CAISO is considering how to apply fast-start pricing to the Extended Day-Ahead Market (EDAM), a topic that has been a sticking point for some as entities across the West decide whether to join it or SPP’s Markets+.
Of the six FERC-jurisdictional organized markets, CAISO alone does not use fast-start pricing, a mechanism that factors the cost of starting and operating gas-fired peaking units into their wholesale market prices.
In March, Western Energy Imbalance Market experts called for fast-start pricing as a method to provide more efficient price signals and fix certain price anomalies that can occur when least-cost dispatch starts up block-loaded fast-start units. (See WEIM Expert Calls for Fast-start Pricing to Address ‘Anomalies’.) The benefits of fast-start pricing also were highlighted in an “issue alert” published Aug. 28 by 10 entities that back the development of Markets+. (See 3rd ‘Issue Alert’ Compares Pricing Practices in Markets+, EDAM.)
During a meeting of the Price Formation Enhancements Policy Development Working Group on Dec. 5, ISO staff and stakeholders considered how long fast-start pricing logic should apply in the real-time and day-ahead markets, as well as the implications for including fast-start pricing in EDAM. James Friedrich, lead policy developer at CAISO, highlighted the importance of amortization for the mechanism, as well as the challenges.
“At its core, amortization is talking about fixed costs that generators incur when they start up and spread them out over time in a way that makes economic sense,” Friedrich said. “The challenge is that these costs are lumpy: They come all at once. We need to figure out a way to incorporate them into our per-megawatt-hour energy prices.”
Without amortization, fast-start units that run for short periods rarely would be able to recover their fixed costs through energy market revenues alone, meaning the ISO would have to rely on uplift payments, Friedrich explained. By amortizing fixed costs and converting them into a per-megawatt-hour adder to the unit’s energy bid, the cost of serving load can be better reflected in the market price.
“The key question that we’ll explore further … is exactly how we should spread these costs … across [both] the megawatts the unit produces and … the time it operates,” Friedrich said.
Specifically, the ISO asked stakeholders to consider whether costs should be spread out across a unit’s entire minimum run time, concentrate the costs in the period the unit was needed or spread them out across the entire expected output run time.
Some stakeholders questioned how much better off a particular resource would be under the fast-start pricing construct versus what it gets paid under the status quo.
“Fast-start pricing is going to increase prices to customers, and in this initiative, I recall that the reason we’re looking at that is to improve price formation itself and, I would imagine, to try and attract higher- or better-quality resources,” said Stuart Kelly, a consultant at Utilicast. “But I’m trying to understand, is it really going to do that? How much better off is that higher-quality resource going to be under one of these examples here compared to the status quo?”

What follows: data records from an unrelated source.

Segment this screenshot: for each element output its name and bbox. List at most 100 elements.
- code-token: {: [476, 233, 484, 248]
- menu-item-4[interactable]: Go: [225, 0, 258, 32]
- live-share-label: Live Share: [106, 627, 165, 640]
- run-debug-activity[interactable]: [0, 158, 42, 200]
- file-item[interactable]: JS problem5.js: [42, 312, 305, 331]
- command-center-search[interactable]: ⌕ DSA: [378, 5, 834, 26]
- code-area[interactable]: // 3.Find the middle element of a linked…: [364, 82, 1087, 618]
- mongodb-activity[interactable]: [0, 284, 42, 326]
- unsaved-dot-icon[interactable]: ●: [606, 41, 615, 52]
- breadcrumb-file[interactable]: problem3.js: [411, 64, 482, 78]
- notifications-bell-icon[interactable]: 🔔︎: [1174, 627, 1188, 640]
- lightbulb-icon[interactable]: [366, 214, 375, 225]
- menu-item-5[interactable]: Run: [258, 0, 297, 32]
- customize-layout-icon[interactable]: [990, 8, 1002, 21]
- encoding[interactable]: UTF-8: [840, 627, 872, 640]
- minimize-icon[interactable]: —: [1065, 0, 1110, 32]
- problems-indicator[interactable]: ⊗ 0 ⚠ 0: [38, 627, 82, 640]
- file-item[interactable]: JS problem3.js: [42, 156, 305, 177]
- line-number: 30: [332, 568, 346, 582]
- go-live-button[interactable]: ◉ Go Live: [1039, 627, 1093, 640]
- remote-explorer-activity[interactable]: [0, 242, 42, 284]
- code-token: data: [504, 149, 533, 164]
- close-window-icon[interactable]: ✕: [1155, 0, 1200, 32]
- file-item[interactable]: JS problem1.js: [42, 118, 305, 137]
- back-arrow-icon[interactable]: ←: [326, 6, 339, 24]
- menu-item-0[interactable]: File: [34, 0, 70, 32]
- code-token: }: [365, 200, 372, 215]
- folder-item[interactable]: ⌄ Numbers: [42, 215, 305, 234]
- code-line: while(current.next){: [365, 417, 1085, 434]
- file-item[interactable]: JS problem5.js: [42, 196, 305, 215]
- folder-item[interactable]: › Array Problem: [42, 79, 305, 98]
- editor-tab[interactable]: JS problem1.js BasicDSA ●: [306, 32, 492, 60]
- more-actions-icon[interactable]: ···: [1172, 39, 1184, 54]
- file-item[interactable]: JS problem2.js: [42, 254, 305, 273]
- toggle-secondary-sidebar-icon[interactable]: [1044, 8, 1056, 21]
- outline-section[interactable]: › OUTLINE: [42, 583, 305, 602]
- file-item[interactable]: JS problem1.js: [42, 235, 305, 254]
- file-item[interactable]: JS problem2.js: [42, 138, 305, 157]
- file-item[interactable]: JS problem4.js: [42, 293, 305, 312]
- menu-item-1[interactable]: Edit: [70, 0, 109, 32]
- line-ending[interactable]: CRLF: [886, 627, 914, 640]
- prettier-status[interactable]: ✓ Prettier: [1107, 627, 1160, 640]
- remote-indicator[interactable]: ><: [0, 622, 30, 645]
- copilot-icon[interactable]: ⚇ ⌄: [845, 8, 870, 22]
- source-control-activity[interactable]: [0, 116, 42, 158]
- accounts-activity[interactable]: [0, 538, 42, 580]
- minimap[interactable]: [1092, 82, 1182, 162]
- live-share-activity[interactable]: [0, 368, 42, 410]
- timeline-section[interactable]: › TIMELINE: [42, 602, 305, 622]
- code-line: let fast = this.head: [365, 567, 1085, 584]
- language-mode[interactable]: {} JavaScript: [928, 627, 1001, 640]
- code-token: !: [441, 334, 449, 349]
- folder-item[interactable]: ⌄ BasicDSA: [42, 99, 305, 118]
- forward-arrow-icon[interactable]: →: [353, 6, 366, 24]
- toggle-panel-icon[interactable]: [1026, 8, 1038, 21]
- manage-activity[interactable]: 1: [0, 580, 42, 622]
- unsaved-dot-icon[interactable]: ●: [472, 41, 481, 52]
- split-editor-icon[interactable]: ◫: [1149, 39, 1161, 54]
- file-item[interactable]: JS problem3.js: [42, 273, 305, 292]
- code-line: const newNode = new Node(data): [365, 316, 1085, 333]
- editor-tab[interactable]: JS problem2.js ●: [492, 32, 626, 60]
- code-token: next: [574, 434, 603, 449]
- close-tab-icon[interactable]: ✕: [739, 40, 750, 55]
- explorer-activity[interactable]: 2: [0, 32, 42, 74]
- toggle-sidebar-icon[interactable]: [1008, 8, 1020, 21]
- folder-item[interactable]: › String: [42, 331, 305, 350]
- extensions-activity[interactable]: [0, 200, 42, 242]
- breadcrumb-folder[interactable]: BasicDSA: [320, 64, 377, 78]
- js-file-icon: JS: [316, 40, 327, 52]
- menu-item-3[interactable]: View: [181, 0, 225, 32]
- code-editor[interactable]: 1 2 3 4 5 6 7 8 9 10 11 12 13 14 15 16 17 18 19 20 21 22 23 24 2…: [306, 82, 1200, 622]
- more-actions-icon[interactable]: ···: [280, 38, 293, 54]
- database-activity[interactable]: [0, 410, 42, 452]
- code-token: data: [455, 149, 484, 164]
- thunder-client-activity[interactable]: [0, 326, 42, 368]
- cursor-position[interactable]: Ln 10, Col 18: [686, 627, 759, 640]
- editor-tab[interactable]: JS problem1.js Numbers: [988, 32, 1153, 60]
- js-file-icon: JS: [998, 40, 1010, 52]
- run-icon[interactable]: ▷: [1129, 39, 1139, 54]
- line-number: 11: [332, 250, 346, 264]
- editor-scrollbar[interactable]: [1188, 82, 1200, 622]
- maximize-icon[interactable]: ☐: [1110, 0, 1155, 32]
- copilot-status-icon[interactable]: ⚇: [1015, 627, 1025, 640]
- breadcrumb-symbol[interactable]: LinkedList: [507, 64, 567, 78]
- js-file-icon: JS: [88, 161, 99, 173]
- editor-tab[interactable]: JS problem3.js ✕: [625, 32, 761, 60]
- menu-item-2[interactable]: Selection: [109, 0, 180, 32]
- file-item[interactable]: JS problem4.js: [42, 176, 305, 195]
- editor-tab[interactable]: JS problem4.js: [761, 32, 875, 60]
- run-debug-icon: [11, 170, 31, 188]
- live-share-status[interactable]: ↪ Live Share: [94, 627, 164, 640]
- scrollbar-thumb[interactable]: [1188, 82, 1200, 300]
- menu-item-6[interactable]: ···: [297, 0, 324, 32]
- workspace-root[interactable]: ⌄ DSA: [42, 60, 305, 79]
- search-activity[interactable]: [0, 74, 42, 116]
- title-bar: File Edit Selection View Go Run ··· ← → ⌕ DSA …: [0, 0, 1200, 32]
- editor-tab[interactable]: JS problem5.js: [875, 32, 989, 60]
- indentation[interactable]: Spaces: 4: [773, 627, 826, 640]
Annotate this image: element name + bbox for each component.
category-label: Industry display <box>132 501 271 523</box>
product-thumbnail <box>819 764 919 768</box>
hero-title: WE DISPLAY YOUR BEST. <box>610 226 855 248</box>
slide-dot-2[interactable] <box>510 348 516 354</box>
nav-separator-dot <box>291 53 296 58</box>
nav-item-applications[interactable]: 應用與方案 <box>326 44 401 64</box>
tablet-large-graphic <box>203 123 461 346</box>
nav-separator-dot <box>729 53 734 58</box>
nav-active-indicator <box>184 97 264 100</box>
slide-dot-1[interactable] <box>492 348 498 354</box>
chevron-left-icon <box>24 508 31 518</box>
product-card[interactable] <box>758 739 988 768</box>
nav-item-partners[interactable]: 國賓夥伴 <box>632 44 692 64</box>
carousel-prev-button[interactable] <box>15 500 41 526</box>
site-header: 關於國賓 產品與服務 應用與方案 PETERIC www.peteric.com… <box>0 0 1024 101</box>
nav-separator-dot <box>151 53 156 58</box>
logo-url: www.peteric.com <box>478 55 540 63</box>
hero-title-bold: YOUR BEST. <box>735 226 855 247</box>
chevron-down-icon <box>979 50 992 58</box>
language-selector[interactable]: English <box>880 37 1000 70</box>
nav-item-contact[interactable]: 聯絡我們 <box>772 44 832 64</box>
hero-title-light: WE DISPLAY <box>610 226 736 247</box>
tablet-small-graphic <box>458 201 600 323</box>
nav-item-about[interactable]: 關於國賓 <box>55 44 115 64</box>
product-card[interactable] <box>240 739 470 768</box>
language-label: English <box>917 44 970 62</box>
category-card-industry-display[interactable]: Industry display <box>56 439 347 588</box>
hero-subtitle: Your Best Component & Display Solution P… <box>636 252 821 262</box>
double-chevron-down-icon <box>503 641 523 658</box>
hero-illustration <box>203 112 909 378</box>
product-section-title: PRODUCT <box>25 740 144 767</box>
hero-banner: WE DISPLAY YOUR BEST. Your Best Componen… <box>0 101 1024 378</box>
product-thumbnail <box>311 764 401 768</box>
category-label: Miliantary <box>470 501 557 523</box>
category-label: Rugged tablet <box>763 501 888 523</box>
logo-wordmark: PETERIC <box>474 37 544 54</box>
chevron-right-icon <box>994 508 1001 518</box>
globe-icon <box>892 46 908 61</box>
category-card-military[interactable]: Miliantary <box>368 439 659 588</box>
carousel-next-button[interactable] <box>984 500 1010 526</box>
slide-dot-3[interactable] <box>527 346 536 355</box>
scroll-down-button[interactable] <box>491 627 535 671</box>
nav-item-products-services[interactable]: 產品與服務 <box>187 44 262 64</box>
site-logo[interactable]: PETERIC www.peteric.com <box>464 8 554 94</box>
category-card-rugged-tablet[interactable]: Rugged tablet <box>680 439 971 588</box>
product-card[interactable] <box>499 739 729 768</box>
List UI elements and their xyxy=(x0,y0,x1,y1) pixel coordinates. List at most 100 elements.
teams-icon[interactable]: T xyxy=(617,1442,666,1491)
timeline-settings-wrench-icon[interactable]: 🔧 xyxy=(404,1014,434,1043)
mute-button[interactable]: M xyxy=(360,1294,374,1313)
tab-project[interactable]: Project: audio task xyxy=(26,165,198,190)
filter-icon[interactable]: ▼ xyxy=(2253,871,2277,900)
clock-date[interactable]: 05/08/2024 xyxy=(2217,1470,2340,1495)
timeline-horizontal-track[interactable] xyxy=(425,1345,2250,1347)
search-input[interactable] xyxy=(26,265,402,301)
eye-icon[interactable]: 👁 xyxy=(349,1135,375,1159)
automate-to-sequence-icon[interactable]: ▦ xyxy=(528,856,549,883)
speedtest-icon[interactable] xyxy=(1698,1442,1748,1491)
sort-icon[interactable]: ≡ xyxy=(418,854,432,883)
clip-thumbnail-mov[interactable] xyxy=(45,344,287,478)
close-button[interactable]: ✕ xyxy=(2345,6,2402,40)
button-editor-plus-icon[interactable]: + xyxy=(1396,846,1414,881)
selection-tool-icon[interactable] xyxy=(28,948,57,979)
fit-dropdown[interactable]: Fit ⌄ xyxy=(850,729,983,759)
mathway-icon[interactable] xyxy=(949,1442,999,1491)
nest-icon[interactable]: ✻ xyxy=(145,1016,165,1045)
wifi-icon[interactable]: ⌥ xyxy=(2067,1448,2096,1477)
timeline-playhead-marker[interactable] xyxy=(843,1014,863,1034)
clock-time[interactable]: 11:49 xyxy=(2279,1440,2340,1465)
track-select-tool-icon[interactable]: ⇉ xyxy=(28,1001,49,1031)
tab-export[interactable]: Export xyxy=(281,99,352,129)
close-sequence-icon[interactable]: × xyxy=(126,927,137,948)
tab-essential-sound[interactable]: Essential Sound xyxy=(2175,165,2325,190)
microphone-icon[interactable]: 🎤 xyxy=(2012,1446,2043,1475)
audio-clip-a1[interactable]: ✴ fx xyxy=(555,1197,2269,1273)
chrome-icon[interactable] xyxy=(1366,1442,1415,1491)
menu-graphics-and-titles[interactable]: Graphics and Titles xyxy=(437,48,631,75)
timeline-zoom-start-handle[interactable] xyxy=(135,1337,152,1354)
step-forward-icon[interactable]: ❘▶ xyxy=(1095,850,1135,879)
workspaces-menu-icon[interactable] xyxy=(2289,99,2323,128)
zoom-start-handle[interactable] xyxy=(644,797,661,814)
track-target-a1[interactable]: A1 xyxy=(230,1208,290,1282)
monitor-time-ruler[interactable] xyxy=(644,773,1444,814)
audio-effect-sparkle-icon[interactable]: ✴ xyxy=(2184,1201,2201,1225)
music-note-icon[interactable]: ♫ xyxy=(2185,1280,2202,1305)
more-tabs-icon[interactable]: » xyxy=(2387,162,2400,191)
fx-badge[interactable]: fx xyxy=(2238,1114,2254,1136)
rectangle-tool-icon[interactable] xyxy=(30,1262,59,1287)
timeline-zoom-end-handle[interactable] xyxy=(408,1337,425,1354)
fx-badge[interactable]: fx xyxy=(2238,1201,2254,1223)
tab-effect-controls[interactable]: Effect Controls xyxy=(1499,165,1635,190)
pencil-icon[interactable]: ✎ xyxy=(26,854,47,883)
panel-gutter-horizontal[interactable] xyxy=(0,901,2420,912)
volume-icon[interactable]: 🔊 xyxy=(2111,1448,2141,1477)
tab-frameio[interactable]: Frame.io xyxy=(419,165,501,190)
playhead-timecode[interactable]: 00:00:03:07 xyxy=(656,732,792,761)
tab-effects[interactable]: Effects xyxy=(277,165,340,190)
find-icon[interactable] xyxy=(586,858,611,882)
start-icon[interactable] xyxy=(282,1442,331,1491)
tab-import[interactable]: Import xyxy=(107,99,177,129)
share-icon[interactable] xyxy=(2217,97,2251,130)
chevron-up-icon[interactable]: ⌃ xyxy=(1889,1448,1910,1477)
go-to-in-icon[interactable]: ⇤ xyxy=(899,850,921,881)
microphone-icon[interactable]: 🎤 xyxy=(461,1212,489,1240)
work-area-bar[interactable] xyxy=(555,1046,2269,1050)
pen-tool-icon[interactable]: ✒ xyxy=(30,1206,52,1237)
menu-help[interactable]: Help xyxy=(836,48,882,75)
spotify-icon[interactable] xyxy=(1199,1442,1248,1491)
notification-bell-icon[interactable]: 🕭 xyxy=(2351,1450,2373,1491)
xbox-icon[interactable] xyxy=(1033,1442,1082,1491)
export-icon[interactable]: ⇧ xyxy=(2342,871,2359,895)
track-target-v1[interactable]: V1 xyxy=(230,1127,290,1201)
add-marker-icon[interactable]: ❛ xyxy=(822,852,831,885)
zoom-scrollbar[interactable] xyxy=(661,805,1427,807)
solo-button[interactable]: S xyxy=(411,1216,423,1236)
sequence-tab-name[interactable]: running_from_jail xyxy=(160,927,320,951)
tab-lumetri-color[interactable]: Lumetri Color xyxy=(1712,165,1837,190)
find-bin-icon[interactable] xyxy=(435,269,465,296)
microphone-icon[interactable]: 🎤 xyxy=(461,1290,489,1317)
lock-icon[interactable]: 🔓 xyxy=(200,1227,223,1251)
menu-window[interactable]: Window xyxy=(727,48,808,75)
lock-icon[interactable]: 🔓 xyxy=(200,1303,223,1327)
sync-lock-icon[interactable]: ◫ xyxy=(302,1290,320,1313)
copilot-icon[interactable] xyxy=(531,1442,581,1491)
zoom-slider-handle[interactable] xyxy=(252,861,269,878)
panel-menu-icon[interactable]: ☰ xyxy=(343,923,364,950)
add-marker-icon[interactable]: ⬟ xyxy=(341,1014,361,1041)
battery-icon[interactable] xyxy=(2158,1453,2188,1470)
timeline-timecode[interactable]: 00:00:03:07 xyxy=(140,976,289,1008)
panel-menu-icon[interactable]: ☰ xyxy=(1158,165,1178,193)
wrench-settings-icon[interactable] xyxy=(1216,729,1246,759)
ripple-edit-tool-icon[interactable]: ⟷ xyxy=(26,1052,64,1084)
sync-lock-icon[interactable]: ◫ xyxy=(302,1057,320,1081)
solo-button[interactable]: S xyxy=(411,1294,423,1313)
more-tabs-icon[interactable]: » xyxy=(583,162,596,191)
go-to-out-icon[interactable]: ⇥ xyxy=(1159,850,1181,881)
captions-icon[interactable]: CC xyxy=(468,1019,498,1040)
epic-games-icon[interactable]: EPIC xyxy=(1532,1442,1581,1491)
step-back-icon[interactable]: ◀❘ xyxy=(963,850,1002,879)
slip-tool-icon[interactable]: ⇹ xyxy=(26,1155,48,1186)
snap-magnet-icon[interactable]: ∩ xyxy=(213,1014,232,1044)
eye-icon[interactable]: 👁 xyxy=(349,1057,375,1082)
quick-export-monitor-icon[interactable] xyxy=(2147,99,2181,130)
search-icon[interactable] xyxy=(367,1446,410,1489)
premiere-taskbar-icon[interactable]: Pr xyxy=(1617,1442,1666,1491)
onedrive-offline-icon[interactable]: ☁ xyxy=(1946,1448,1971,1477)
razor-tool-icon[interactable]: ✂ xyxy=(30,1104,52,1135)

In a 2016 Notice of Proposed Rulemaking (RM17-3), FERC suggested that costs should be included in prices only “during the resource’s minimum run time.” For start-up costs, the NOPR proposed to “amortize a fast-start resource’s start-up cost over the resource’s minimum run time and its economic maximum operating limit.” For no-load costs, FERC recommended dividing a fast-start resource’s no-load cost by the resource’s economic maximum operating limit.
Attempting to amortize start-up costs beyond the minimum run time is “problematic,” FERC stated, because after the minimum, “the unit commitment algorithm may de-commit the fast-start resource if it is no longer economic, making the total run time unknown.”
FERC eventually abandoned the NOPR and ordered specific changes in PJM, SPP and MISO. (See FERC Drops Fast-Start NOPR; Orders PJM, SPP, NYISO Changes.)
Cost amortization varies across markets. In ISO-NE, MISO, PJM and SPP, start-up costs are amortized across the resource’s maximum output and minimum run time. In NYISO, the adjusted cost for output levels that are less than or equal to the output level that minimizes average cost is equal to that minimum average cost.
ISO-NE had argued that implementing fast-start pricing in the day-ahead market would be a “complex and time-consuming endeavor” that would have limited benefits because most fast-start resources are committed in real time.
“Day-ahead markets typically have much more flexibility and options to meet load, which reduces the likelihood of needing to commit fast-start units,” Friedrich said. “Even without explicit fast-start pricing in the day-ahead market, virtual bidding may bridge the gap here, and market participants that anticipate fast-start pricing impact in real time may adjust their day-ahead positions accordingly, which would converge the prices naturally between the two markets.”